- Film poster
- Directed by: José Magán
- Written by: Pedro Santamaria Carmen Ballesteros
- Story by: José Magán Pedro Santamaria
- Produced by: José Magán
- Starring: Mickey Rourke Bai Ling
- Cinematography: Robert Reed Altman Nacho Tundidor
- Edited by: Omar Bermudez
- Music by: Jordi Longan
- Production companies: Magol Films Carbara Films Equo Entertainment
- Distributed by: Saban Films
- Release date: May 8, 2020;
- Running time: 96 minutes
- Countries: United States Spain
- Languages: English Spanish

= The Legion (film) =

2020 Spanish-American film by Jose Magan

The Legion is a 2020 Spanish-American action adventure film directed by Jose Magan, and featuring Mickey Rourke and Bai Ling. It is based on the war between Rome and Parthian Empire in Armenia from 58 to 63 AD. The Legion blends historical drama with action-adventure, capturing a small but intense moment of ancient warfare. However, the film has received mixed reviews for its pacing, character development, and overall execution.

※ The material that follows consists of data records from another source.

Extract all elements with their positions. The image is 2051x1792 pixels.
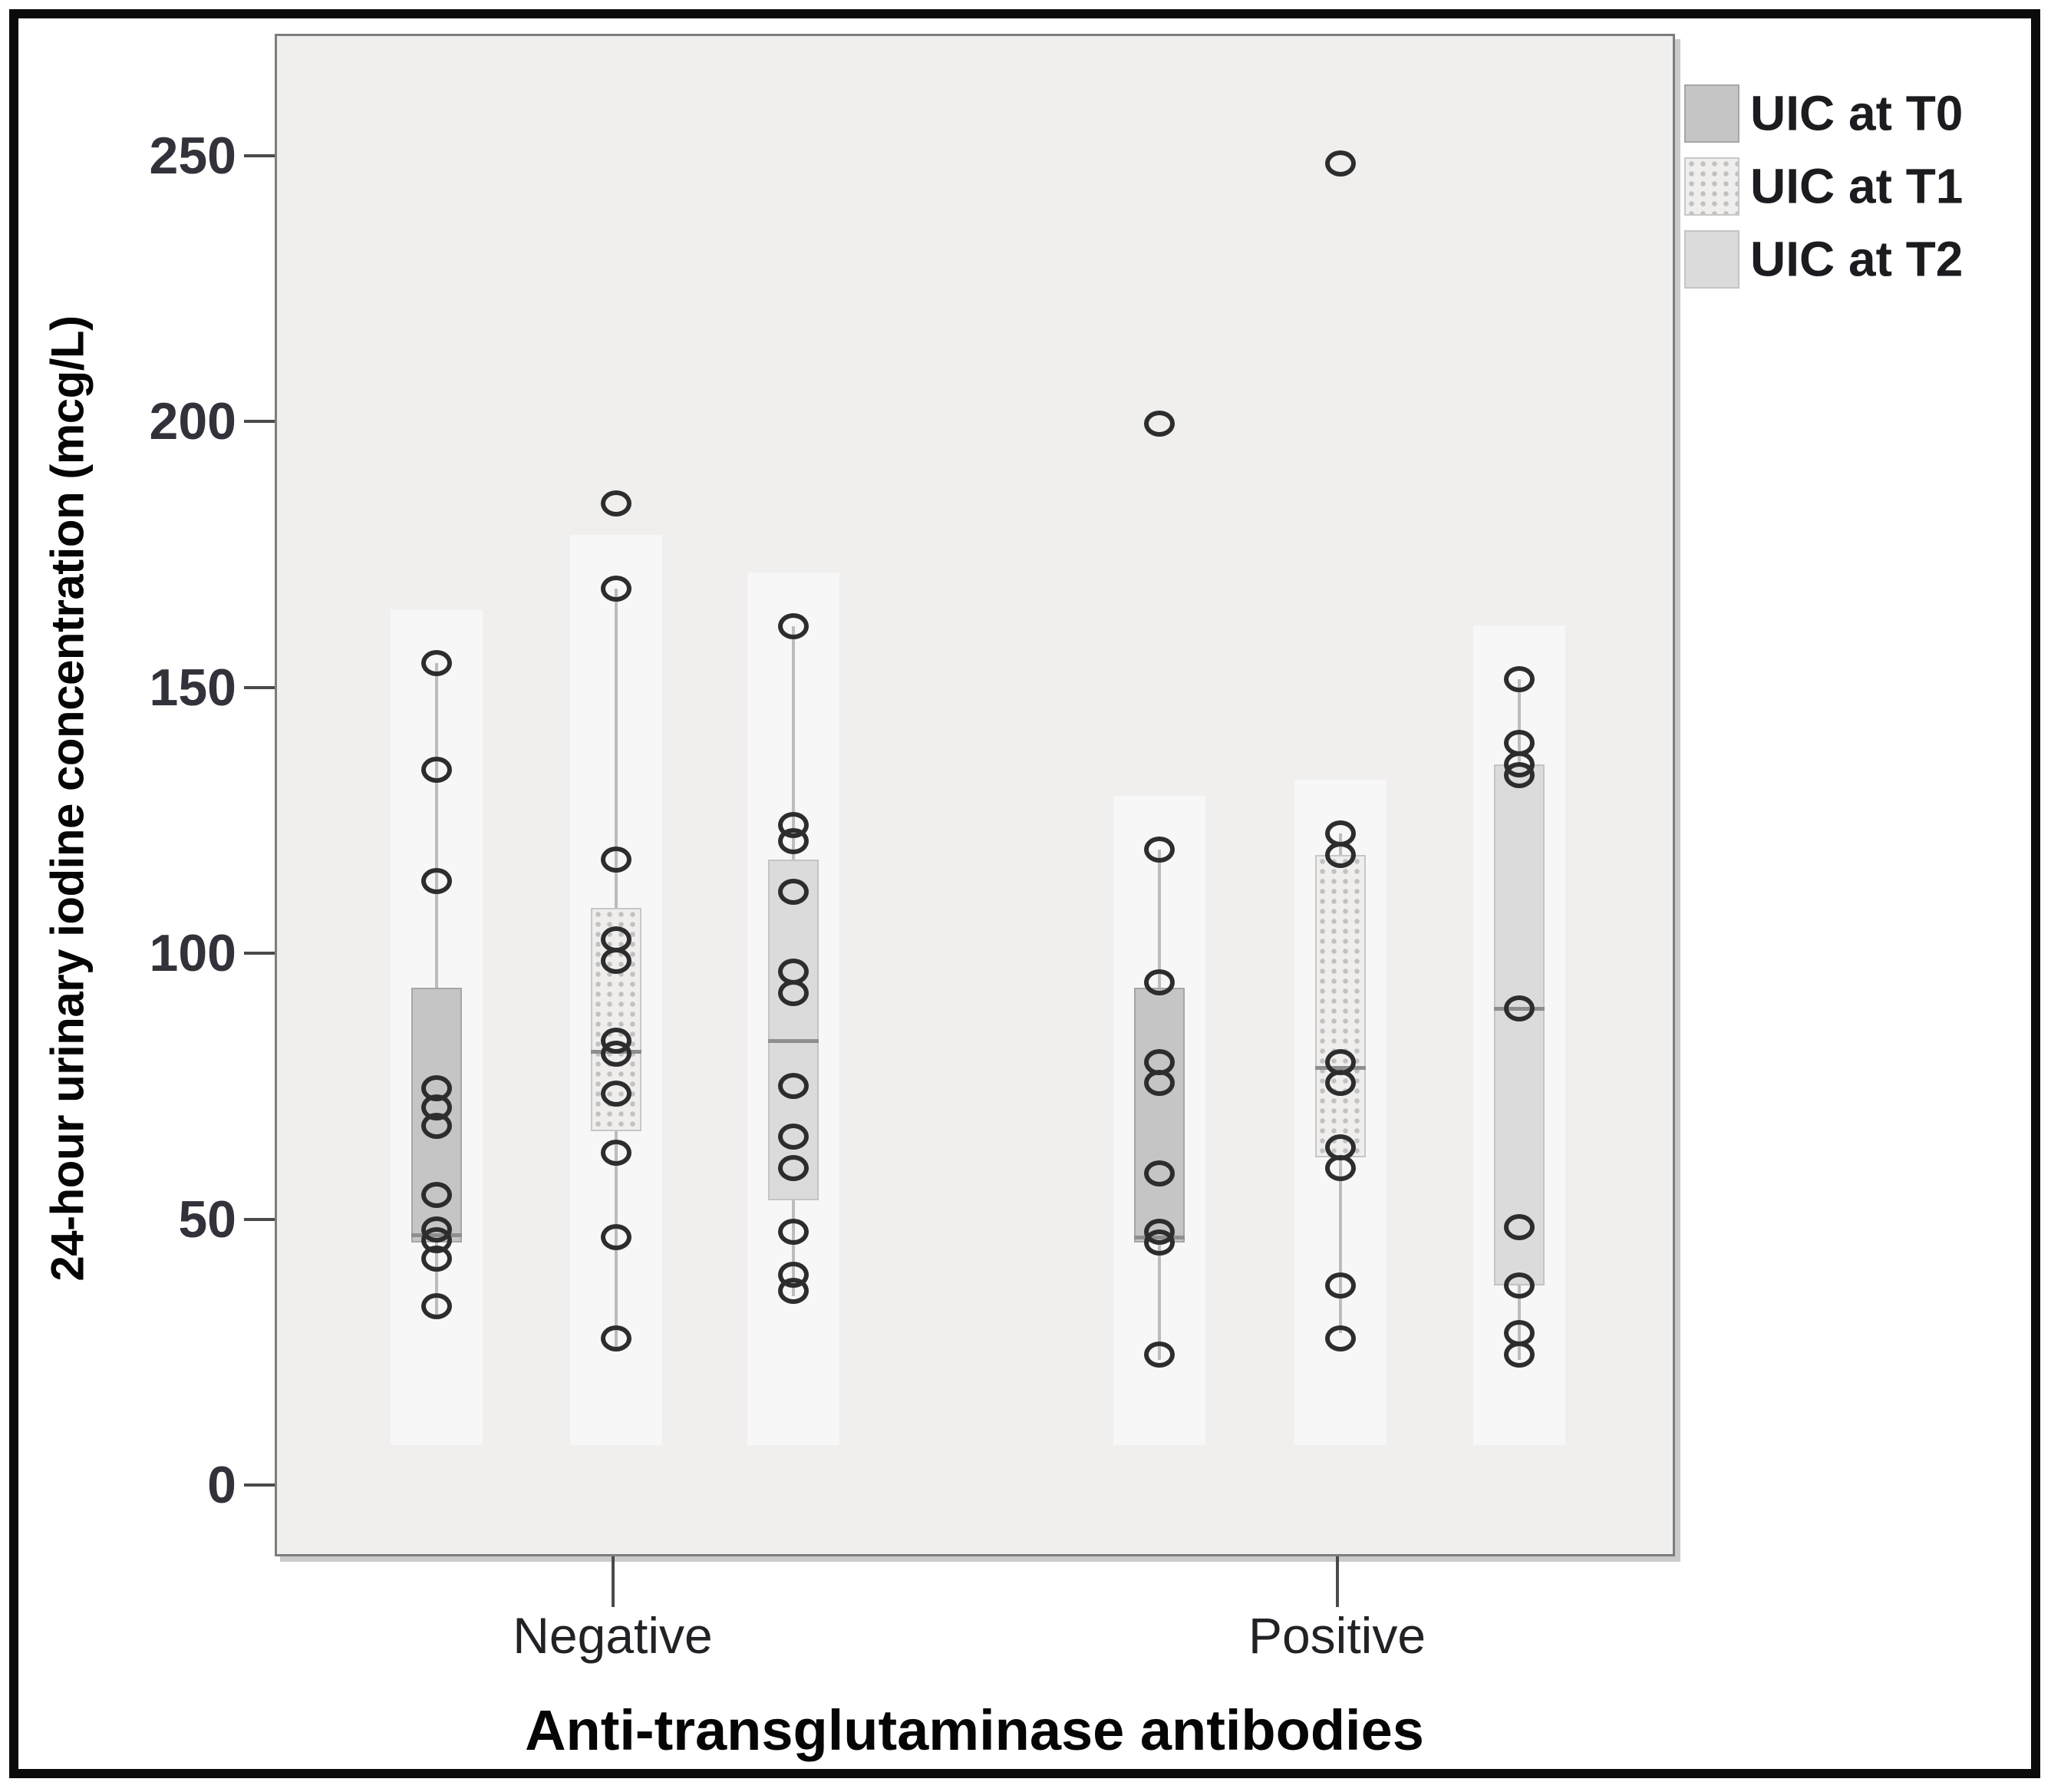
data-point-positive-t2 bbox=[1504, 761, 1535, 788]
data-point-negative-t1 bbox=[601, 576, 631, 602]
upper-whisker-negative-t1 bbox=[615, 589, 618, 908]
data-point-positive-t2 bbox=[1504, 995, 1535, 1022]
data-point-positive-t2 bbox=[1504, 665, 1535, 692]
legend-label: UIC at T2 bbox=[1750, 231, 1964, 287]
figure-border bbox=[9, 9, 2040, 1778]
box-positive-t1 bbox=[1315, 854, 1366, 1158]
y-tick-label: 100 bbox=[149, 924, 236, 983]
data-point-negative-t1 bbox=[601, 1224, 631, 1251]
data-point-positive-t0 bbox=[1144, 969, 1175, 995]
box-positive-t2 bbox=[1494, 764, 1545, 1285]
data-point-positive-t1 bbox=[1325, 1272, 1356, 1299]
x-tick-mark bbox=[1335, 1556, 1339, 1607]
upper-whisker-positive-t0 bbox=[1158, 849, 1161, 988]
upper-whisker-positive-t2 bbox=[1518, 678, 1521, 764]
y-tick-label: 0 bbox=[207, 1456, 236, 1514]
lower-whisker-positive-t0 bbox=[1158, 1243, 1161, 1360]
legend-label: UIC at T0 bbox=[1750, 85, 1964, 141]
data-point-negative-t1 bbox=[601, 1139, 631, 1166]
x-category-label: Negative bbox=[513, 1607, 713, 1664]
data-point-negative-t2 bbox=[778, 979, 809, 1006]
data-point-negative-t1 bbox=[601, 948, 631, 975]
legend-swatch-t1 bbox=[1684, 157, 1739, 216]
y-tick-label: 50 bbox=[178, 1190, 236, 1249]
y-tick-mark bbox=[244, 420, 275, 424]
data-point-negative-t2 bbox=[778, 1277, 809, 1304]
data-point-positive-t2 bbox=[1504, 1213, 1535, 1240]
y-tick-mark bbox=[244, 1483, 275, 1487]
median-line-negative-t2 bbox=[768, 1039, 819, 1044]
data-point-negative-t2 bbox=[778, 1219, 809, 1246]
data-point-positive-t1 bbox=[1325, 1155, 1356, 1182]
x-tick-mark bbox=[611, 1556, 615, 1607]
data-point-negative-t0 bbox=[421, 650, 452, 677]
y-tick-mark bbox=[244, 154, 275, 157]
x-axis-title: Anti-transglutaminase antibodies bbox=[525, 1698, 1424, 1762]
data-point-negative-t0 bbox=[421, 1181, 452, 1208]
data-point-negative-t0 bbox=[421, 1246, 452, 1272]
data-point-negative-t2 bbox=[778, 1072, 809, 1099]
data-point-positive-t0 bbox=[1144, 1160, 1175, 1187]
box-positive-t0 bbox=[1134, 987, 1185, 1243]
data-point-positive-t0 bbox=[1144, 1229, 1175, 1256]
data-point-negative-t1 bbox=[601, 846, 631, 873]
data-point-positive-t2 bbox=[1504, 1341, 1535, 1368]
data-point-negative-t2 bbox=[778, 612, 809, 639]
data-point-negative-t0 bbox=[421, 756, 452, 783]
y-tick-mark bbox=[244, 1217, 275, 1221]
data-point-negative-t1 bbox=[601, 490, 631, 517]
data-point-negative-t0 bbox=[421, 1293, 452, 1320]
data-point-positive-t1 bbox=[1325, 1070, 1356, 1097]
data-point-positive-t0 bbox=[1144, 1070, 1175, 1097]
data-point-negative-t0 bbox=[421, 1112, 452, 1139]
data-point-negative-t2 bbox=[778, 1123, 809, 1150]
legend-label: UIC at T1 bbox=[1750, 158, 1964, 214]
lower-whisker-positive-t1 bbox=[1339, 1157, 1342, 1334]
data-point-positive-t1 bbox=[1325, 150, 1356, 177]
upper-whisker-negative-t0 bbox=[435, 663, 438, 988]
data-point-positive-t0 bbox=[1144, 1341, 1175, 1368]
lower-whisker-negative-t2 bbox=[792, 1200, 795, 1296]
data-point-negative-t2 bbox=[778, 828, 809, 855]
legend-swatch-t2 bbox=[1684, 230, 1739, 289]
data-point-positive-t0 bbox=[1144, 836, 1175, 863]
legend-swatch-t0 bbox=[1684, 84, 1739, 143]
data-point-negative-t2 bbox=[778, 879, 809, 906]
plot-area bbox=[275, 34, 1675, 1556]
y-tick-label: 200 bbox=[149, 392, 236, 451]
upper-whisker-negative-t2 bbox=[792, 625, 795, 860]
data-point-positive-t0 bbox=[1144, 411, 1175, 437]
y-tick-label: 250 bbox=[149, 127, 236, 185]
data-point-positive-t2 bbox=[1504, 1272, 1535, 1299]
data-point-negative-t1 bbox=[601, 1325, 631, 1352]
data-point-negative-t2 bbox=[778, 1155, 809, 1182]
data-point-negative-t1 bbox=[601, 1041, 631, 1068]
y-tick-mark bbox=[244, 685, 275, 689]
y-tick-label: 150 bbox=[149, 658, 236, 717]
lower-whisker-negative-t0 bbox=[435, 1243, 438, 1315]
data-point-positive-t1 bbox=[1325, 841, 1356, 868]
x-category-label: Positive bbox=[1248, 1607, 1426, 1664]
data-point-negative-t0 bbox=[421, 868, 452, 895]
data-point-positive-t1 bbox=[1325, 1325, 1356, 1352]
y-tick-mark bbox=[244, 952, 275, 955]
y-axis-title: 24-hour urinary iodine concentration (mc… bbox=[41, 315, 94, 1282]
data-point-negative-t1 bbox=[601, 1081, 631, 1107]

It is Magán's directorial debut.

==Plot==
The plot centers on Noreno, a half-Roman soldier, who is tasked with a perilous mission to save his besieged comrades. Two Roman legions are trapped in the snowy mountains of Armenia, surrounded by Parthian patrols, slowly perishing from cold and starvation. The main Roman army, stationed in Syria, is still two weeks away by foot, but the mountains are infested with enemy forces.

Despite his profound resentment of Rome, Noreno is chosen to traverse the treacherous, snowy mountains to seek reinforcements and rescue his fellow soldiers. His journey is fraught with dangers, including hostile patrols, harsh weather, and internal conflicts. Along the way, Noreno saves a distressed woman and gains assistance from an early Christian.

==Cast==
- Lee Partridge as Noreno, the half-Roman soldier
- Mickey Rourke as General Corbulo
- Bai Ling as Amirah, Corbulo's mistress
- Joaquim de Almeida as General Paetus
- Vladimir Kulich as Marcus
- Bosco Hogan as Saul
- Marta Castellvi as Duria
- Tristan McConnell as Nerses
- Eric Higgins as Madyes
- Gavan Duffy as Saka
- Michael Redmond as Scyles
- Mark Aaron as Valerius
- Ciaran O’Grady as Claudius
- Jinny Lofthouse
- Enrique Inchausti
- Richard Wilson

==Release==
The film was released in the United States on May 8, 2020, on video-on-demand and digital platforms.

==Reception==
Tara McNamara of Common Sense Media awarded the film one star out of five.

Frank Scheck of The Hollywood Reporter gave the film a negative review and wrote, "Director Magán displays no flair for action sequences, although the budgetary limitations obviously didn't help. Nor does he successfully pull off the dramatic scenes, including one in which Rourke delivers an anguished, tearful monologue that plays like a decades-old Actors Studio audition piece and nearly erases all memories of his sensitive work in such films as Diner and The Wrestler."